Dix ans après la reprise du spectacle de Patrice Caurier et Moshe Leiser, Angers Nantes Opéra s’offre une nouvelle production de La Flûte enchantée.
Déjà présentée à Rennes début mai, cette proposition imaginée par
Mathieu Bauer, dont c’est la deuxième incursion dans le domaine
lyrique après The Rake’s Progress de Stravinski (toujours à Rennes, en 2022),
émerveille par sa fantaisie lumineuse : en plongeant l’auditeur dans
les mystères d’une fête foraine au charme d’antan, le récit s’entremêle
dans les méandres des différents manèges, en un décor unique revisité
avec brio.
Le metteur en scène français Mathieu Bauer (né en 1971), directeur du
Théâtre de Montreuil entre 2011 et 2022, poursuit son exploration du
répertoire lyrique avec bonheur, lui a qui a toujours montré une
propension à inclure la musique dans ses pièces de théâtre, en
n’hésitant pas à jouer de la batterie dans la plupart de ses spectacles.
Si la partition de Mozart n’offre guère l’opportunité d’inclure de
telles audaces, ce dont les puristes ne se plaindront guère, c’est
davantage du côté théâtral que Bauer s’exprime, en cherchant à rendre
plus lisible le récit, aux nombreux personnages. L’idée de présenter
chacun d’entre eux au début, via le personnage de Sarastro
transformé en maître de cérémonie, permet ainsi une meilleure
compréhension pour le profane, tandis que le dévoilement de l’ensemble
des éléments scénographiques incite à mettre à distance les artifices de
la scène et mieux se concentrer sur le texte.
On se régale de la finesse et de la malice de chaque détail du décor,
exploré par les personnages tout du long, tout autant que des costumes
décalés, qui rendent hommage aux années 1960‑1970 (façon hôtesses de
l’air pour les trois Dames ou membres du vaisseau Star Trek pour les
religieux). Bauer évite de démêler les allusions maçonniques, souvent
évoquées dans le double récit initiatique de Tamino et Papageno, pour
privilégier une sorte d’ambiance rêveuse et bon enfant, dont l’issue
favorable ne fait aucun doute.

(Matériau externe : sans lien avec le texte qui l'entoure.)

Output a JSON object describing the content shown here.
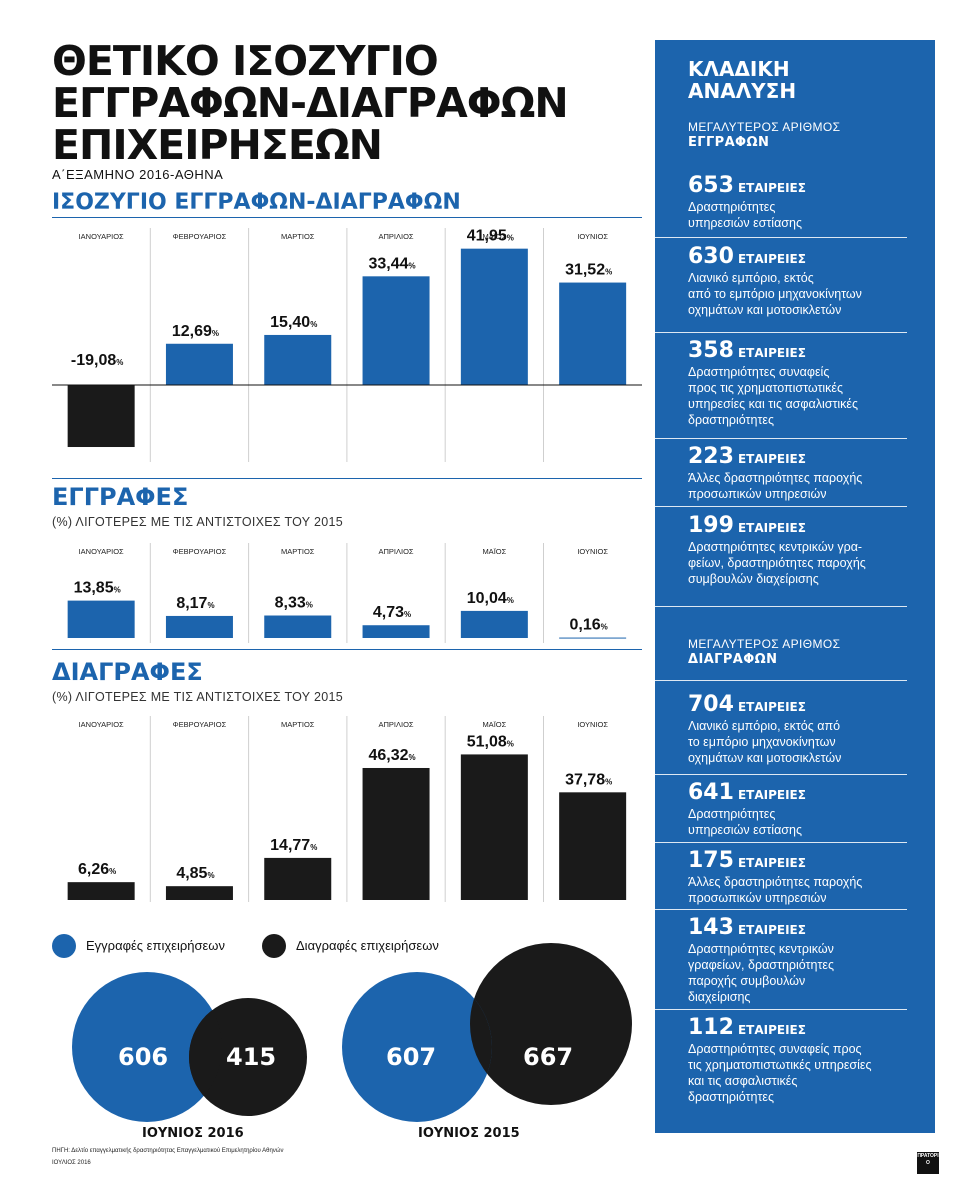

Dans cette optique, tout aspect manichéen
est minoré, pour brosser le profil de méchants délicieusement
inoffensifs, aux maladresses burlesques et attachantes (au début du II
notamment). Bauer a aussi la bonne idée de développer la scène d’ivresse
de Papageno, osant des allers‑retours savoureux dans les dialogues en
français et allemand. Outre quelques clins d’œil poétiques lors d’une
chorégraphie façon boîte à musique, on aime la fin en forme de concorde
entre tous les personnages, chœur compris, comme si la multiplicité des
trajectoires possibles pour réussir sa vie se voyait conciliée, sans
privilégier celle du philosophe Tamino ou du terrestre Papageno.

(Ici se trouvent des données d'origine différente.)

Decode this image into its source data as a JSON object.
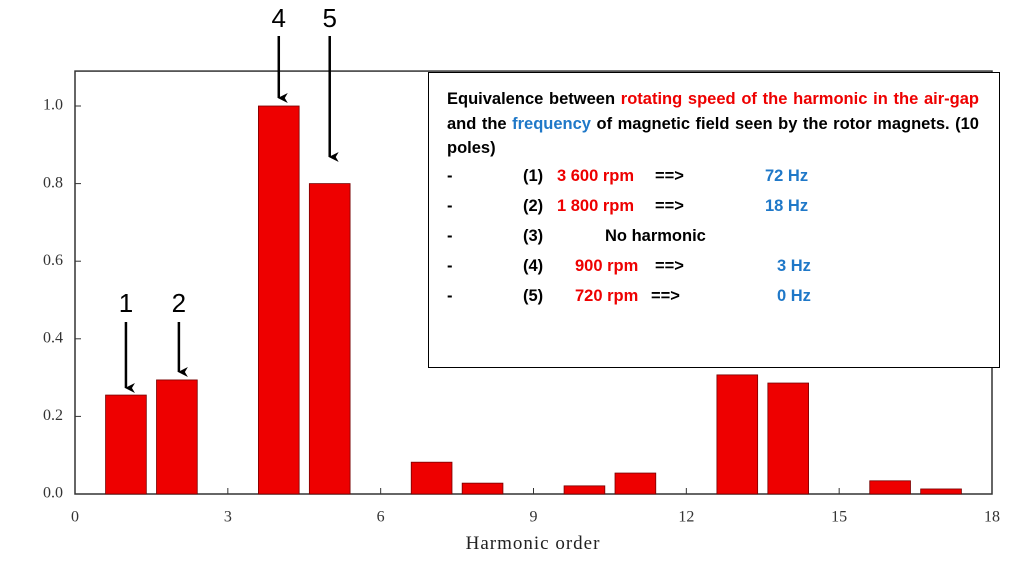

Malgré quelques verdeurs en tout début d’Ouverture, l’Orchestre national de Bretagne se chauffe peu à peu pour épouser la vision chambriste du jeune chef québécois Nicolas Ellis (né en 1991), entre fluidité des transitions et mise en valeur du plateau vocal. Il faut courir applaudir ce spectacle très réussi en salle ou en plein air, qui sera retransmis gratuitement le mercredi 18 juin prochain sur pas moins de quatre‑vingt‑cinq écrans de l’ouest de la France jusqu’en Allemagne (à Sarrebruck).